Did the crafty Mitch McConnell just succeed in getting Democrats to damage their long-term interest by nuking the filibuster? I’ve always defended the filibuster (and still do) as a valid anti-majoritarian device, especially useful for when fitful voters make a mistake as they did in 2008 (with the help of the Justice Department in Alaska and Al Franken’s cheating in Minnesota) and install a large Democratic majority in the Senate.
But consider the other side of this. Henry Olsen points out:
For conservatives upset about the filibuster changes, consider this: since the nationwide direct election of Senators started in 1913, the Republican Party has never held sixty seats in the Senate following an election. The filibuster, when used as a partisan weapon, forces a national grand coalition government that sanctifies minor changes to status quo. Its demise means it’s now possible for conservatives to pass their agenda.

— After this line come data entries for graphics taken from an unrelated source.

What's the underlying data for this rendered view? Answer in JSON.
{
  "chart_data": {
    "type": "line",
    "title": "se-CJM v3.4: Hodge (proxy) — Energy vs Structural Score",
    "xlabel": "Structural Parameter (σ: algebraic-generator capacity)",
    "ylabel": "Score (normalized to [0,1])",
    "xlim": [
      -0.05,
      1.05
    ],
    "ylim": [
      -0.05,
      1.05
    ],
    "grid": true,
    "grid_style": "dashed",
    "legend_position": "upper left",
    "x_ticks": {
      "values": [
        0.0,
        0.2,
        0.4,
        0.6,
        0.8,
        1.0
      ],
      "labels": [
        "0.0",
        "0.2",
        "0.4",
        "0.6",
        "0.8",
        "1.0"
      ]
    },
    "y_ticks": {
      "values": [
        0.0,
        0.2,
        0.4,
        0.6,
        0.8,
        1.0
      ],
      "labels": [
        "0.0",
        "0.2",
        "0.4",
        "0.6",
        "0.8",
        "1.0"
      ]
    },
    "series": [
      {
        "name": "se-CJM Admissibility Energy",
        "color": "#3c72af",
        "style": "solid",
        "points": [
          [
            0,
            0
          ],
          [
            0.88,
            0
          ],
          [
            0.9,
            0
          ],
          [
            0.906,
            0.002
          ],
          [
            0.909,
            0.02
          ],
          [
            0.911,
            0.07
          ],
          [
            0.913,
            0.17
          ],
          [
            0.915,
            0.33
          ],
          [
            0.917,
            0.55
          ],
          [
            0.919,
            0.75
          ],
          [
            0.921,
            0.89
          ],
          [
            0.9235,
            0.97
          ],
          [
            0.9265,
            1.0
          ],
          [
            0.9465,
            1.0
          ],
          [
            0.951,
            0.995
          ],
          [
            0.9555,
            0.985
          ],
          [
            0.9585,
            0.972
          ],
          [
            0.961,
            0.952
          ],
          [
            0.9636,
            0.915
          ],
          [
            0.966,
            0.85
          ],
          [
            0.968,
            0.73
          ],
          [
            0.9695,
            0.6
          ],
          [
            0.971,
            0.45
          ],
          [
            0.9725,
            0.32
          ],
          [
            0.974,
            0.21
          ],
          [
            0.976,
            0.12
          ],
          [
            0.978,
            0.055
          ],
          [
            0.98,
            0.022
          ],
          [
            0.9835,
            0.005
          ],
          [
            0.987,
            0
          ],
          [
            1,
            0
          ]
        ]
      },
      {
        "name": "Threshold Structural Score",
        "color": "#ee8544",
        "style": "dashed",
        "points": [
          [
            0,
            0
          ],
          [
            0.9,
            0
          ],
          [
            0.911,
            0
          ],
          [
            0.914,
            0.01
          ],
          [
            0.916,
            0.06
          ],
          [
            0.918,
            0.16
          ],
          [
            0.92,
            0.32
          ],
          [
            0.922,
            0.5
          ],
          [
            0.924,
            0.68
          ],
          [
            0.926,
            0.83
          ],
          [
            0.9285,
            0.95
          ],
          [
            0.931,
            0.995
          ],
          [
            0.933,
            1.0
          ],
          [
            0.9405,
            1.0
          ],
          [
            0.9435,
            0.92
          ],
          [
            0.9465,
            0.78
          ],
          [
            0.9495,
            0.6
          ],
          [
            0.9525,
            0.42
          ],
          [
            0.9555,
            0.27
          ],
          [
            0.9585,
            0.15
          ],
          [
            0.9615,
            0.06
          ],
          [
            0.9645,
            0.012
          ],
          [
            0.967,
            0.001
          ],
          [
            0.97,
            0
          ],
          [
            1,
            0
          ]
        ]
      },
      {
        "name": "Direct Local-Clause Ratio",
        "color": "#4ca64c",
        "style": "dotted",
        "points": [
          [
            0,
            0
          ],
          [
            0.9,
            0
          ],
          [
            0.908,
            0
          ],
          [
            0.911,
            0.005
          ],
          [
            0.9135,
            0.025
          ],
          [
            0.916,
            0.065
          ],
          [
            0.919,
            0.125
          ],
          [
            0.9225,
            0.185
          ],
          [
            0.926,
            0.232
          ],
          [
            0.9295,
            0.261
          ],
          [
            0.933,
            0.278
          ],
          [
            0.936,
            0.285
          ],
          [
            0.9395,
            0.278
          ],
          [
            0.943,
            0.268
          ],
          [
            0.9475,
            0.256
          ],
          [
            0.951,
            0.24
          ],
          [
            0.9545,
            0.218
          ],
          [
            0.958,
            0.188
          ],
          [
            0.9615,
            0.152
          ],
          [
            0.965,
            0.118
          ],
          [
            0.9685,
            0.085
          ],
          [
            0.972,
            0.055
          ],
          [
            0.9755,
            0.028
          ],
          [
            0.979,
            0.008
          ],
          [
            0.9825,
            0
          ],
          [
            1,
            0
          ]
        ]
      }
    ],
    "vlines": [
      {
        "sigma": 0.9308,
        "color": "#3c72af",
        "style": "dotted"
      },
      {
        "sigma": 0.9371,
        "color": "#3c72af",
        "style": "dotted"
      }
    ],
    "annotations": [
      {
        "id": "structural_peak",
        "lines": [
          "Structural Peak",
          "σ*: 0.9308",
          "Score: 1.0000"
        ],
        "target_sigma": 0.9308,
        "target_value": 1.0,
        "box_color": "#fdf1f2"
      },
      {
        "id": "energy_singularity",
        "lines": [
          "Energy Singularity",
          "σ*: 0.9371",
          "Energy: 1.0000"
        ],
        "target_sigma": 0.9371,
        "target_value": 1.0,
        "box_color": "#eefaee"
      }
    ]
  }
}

And Pete Spillakos, writing on the First Things Postmodern Conservative blog, argues thus:
What surprises me is how stupid the Senate Democrats were in their timing of the destruction of the filibuster. Their move keeps the filibuster in place for legislation and Supreme Court nominations, but now there is no way that the Republicans will retain the filibuster if they should regain power in the Senate. . .

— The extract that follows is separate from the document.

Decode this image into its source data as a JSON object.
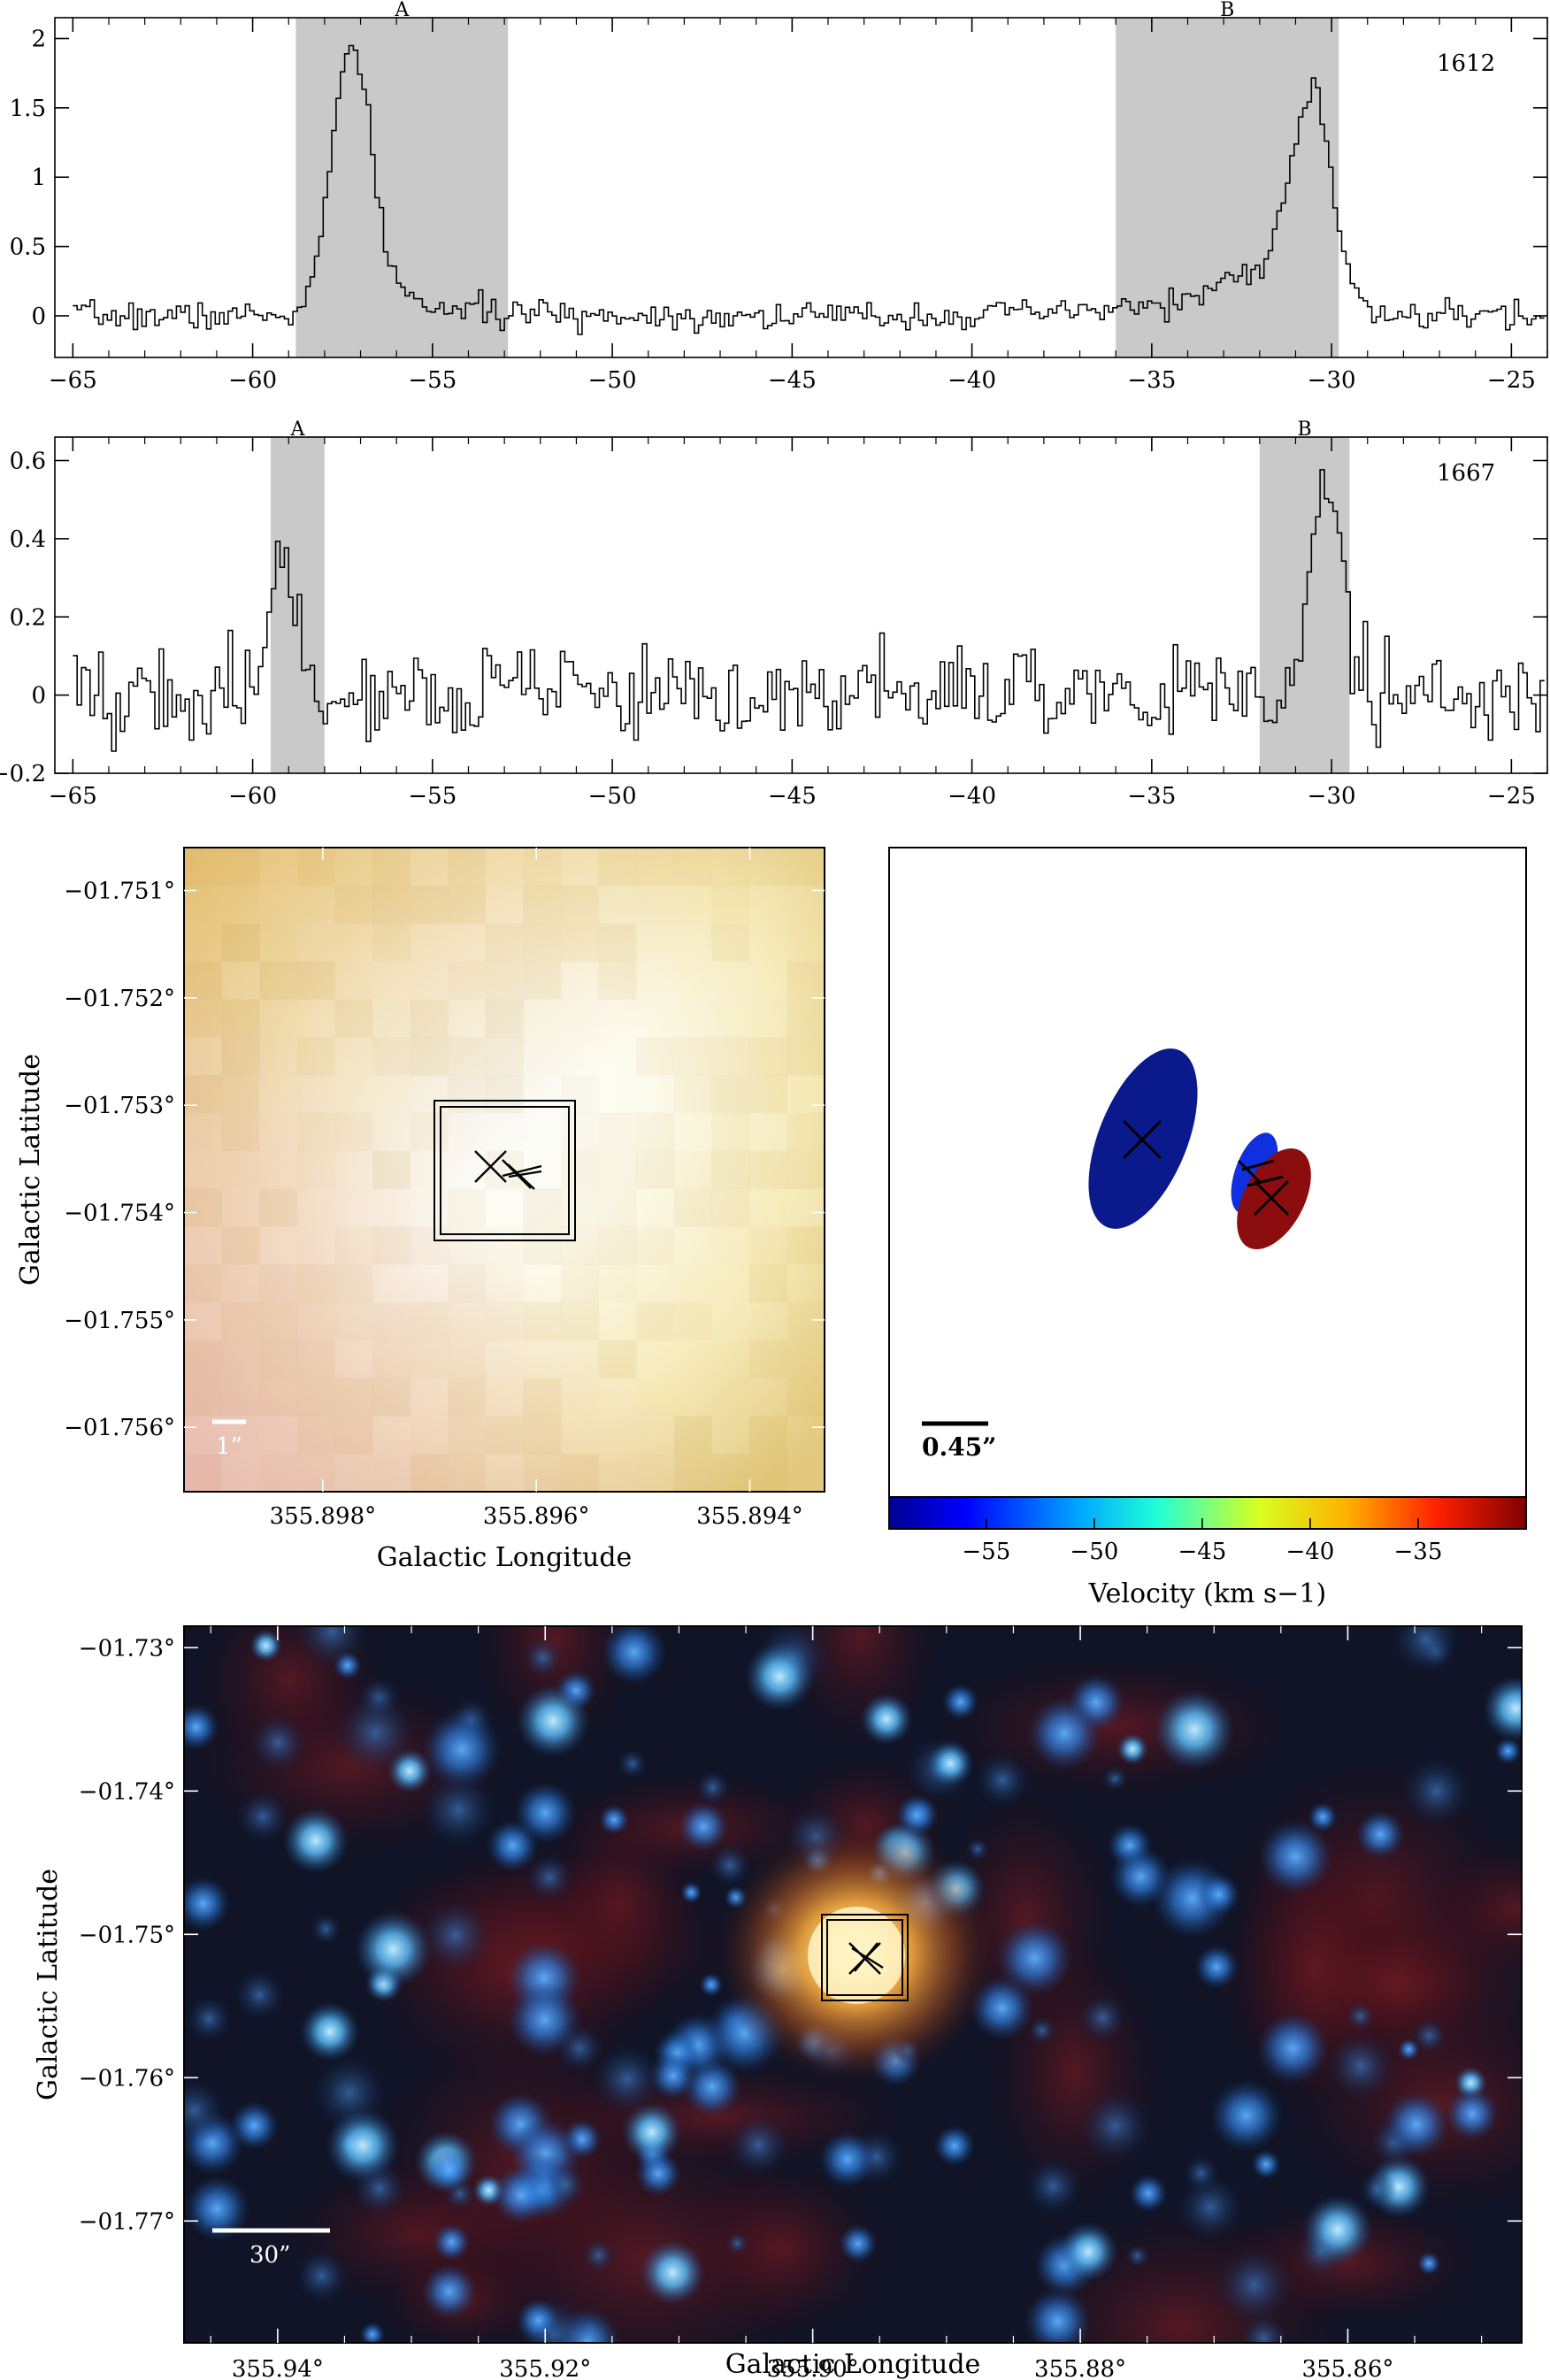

I hope they enjoy their nominees to the DC appeals court, because Democrats also hurt themselves in the politics of Supreme Court nominations. As Jan Crawford Greenburg pointed out, the contemporary politics of Supreme Court nominations is asymmetrical. Democratic nominees sail through. . . A Republican Supreme Court nomination has (since Bork) been a dramatic event. Prior to today, a Republican president had to win the public relations battle over his Supreme Court nomination very decisively in order to hold together virtually the entire Republican Senate caucus and intimidate enough vulnerable-feeling Democrats to vote for the Republican nominee. Reid and friends just made it so that the next Republican president has to win over the fiftieth most conservative Senator to get a nominee confirmed instead of the sixtieth most conservative Senator.

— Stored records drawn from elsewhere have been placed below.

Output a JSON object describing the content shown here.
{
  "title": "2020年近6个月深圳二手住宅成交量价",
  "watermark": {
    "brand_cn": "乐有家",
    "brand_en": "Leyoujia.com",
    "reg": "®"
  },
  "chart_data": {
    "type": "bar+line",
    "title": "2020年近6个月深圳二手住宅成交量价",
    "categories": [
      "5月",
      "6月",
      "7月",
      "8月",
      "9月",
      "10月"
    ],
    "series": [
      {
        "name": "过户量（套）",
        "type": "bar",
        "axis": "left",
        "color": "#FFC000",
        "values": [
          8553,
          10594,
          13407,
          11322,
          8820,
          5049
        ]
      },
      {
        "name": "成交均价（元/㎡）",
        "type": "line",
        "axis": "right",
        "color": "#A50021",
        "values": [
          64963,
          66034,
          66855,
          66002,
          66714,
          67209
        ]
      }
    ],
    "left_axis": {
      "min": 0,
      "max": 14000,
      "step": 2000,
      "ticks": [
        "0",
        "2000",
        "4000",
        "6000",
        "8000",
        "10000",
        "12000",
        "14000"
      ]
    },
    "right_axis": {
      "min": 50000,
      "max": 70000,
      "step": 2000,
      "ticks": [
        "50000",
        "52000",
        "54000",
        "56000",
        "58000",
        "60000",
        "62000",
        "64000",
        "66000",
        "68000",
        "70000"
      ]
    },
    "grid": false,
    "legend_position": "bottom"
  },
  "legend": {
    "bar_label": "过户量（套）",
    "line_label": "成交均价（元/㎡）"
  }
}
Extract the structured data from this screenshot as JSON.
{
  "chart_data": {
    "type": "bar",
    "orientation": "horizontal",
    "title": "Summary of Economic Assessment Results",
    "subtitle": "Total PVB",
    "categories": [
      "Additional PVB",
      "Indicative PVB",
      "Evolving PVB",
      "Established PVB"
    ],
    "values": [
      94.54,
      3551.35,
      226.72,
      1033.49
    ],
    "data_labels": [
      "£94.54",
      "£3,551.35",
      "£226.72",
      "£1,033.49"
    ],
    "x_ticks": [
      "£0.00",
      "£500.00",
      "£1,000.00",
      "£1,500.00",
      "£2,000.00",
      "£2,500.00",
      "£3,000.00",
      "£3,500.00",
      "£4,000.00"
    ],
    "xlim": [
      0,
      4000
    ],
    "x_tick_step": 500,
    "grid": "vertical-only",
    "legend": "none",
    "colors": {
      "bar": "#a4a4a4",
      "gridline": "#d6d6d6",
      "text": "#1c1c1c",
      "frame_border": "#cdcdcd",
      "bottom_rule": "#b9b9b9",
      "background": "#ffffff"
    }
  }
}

And if you need more arguments, just note that the Washington Post’s egregious Dana Milbank is against it, saying “they will come to deeply regret what they have done.” This is what made me rethink my position: if a liberal Postie thinks it’s a bad idea, then maybe it is a good idea.
Sen. Carl Levin, one of only three Democrats to vote against the change, offers an even bigger clue: “down the road — we don’t know how far down the road; we never know that in a democracy — but, down the road, the hard-won protections and benefits for our people’s health and welfare will be lost.”
And exposing Democratic hypocrisy over the matter is just gravy, such as then-Sen. Joe Biden, back in 2005, warning: “I say to my friends on the Republican side: You may own the field right now, but you won’t own it forever. I pray God when the Democrats take back control, we don’t make the kind of naked power grab you are doing.” I guess we shouldn’t be surprised that God doesn’t answer Joe Biden’s prayers. I’m sure even the Almighty cringes when he hears Slow Joe make a pious petition.
Just like the independent persecutor counsel statute that Democrats stampeded to repeal when they discovered it could be used on them, now they rush to complain when Republicans use the same tactics on personnel that they used against so many Bush nominees.